The hardest part of automation usually isn't building it — it's choosing what to build first. Pick the wrong process and you'll spend weeks for little payoff. Pick the right one and you fund the entire programme with the time it saves.
Here's the framework we use on every first engagement.
Step 1: List the work, not the wishes
Ask each team a single question: “What do you do every week that feels repetitive, manual, and low-judgement?” You're hunting for tasks that are frequent and rule-based — copying data between systems, sorting inboxes, formatting reports, chasing approvals.
Step 2: Score each task on three axes
- Impact — how many hours per week, across how many people, and is there a cost or revenue tie-in?
- Effort — how stable are the rules, how clean is the data, how many systems does it touch?
- Risk — what happens if it's wrong? A misfiled email is low-risk; a wrong invoice posting is not.
Your first project should be high impact, low effort, low risk. Save the high-risk, high-complexity ideas for after you've built trust.
Step 3: Sanity-check the data
Automation lives or dies on the inputs. Before committing, confirm the data the task relies on is accessible, consistent, and reasonably clean. A “simple” automation on top of messy data is not simple.

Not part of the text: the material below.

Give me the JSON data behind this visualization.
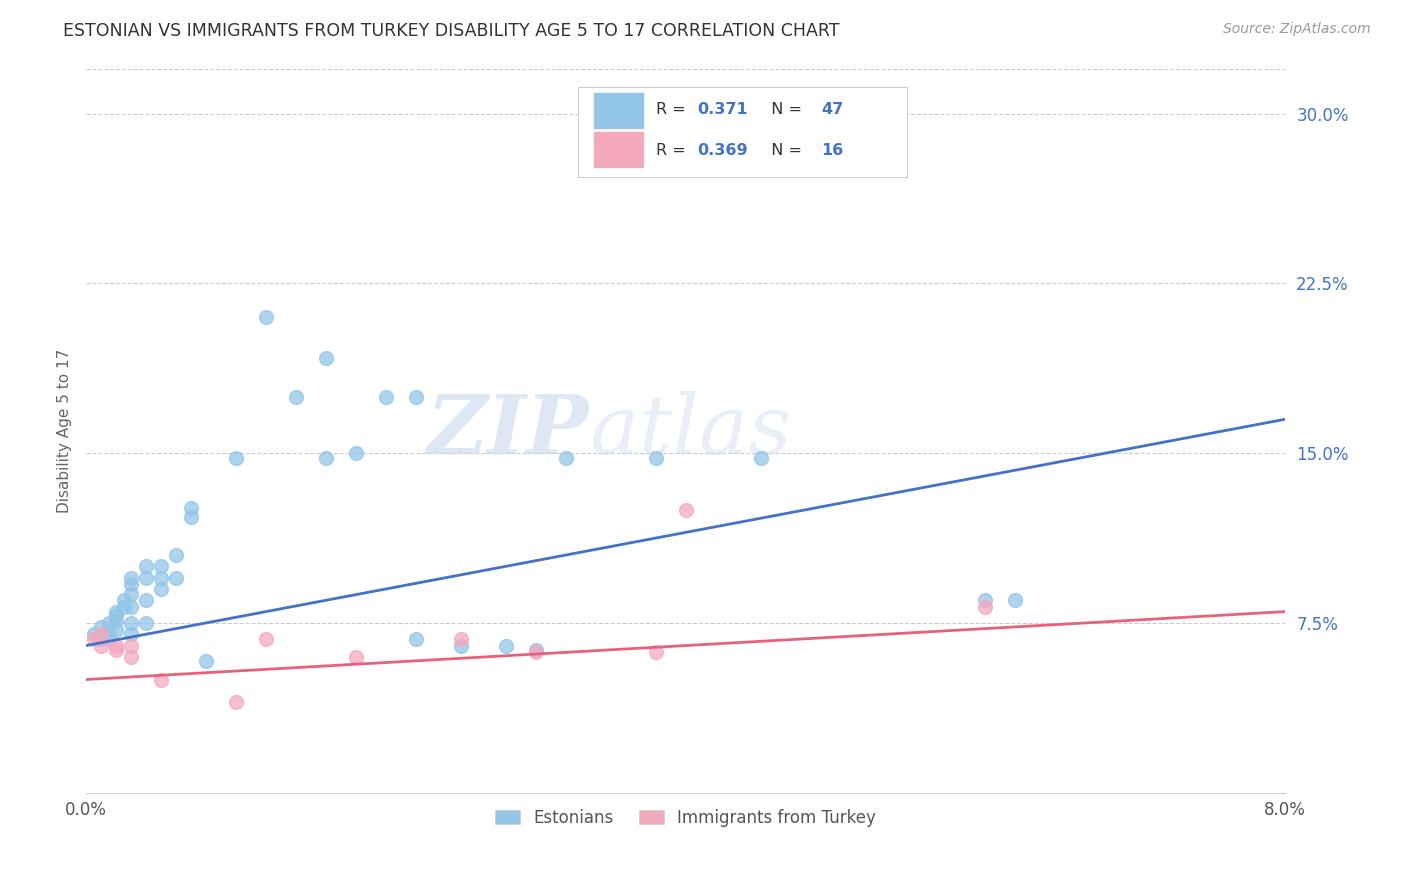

Step 4: Write the one-line value statement
If you can finish this sentence with real numbers, you've found your first project:
“Automating ___ will save about ___ hours a week and remove ___, with low risk if it fails.”
A quick example
A testing lab we worked with was re-keying instrument readings into reports by hand — hours every day, error-prone, and the same every time. High impact, stable rules, contained risk. It was the obvious first move, and it paid for itself quickly.
Start there. The first win buys you the credibility and the budget for everything after it.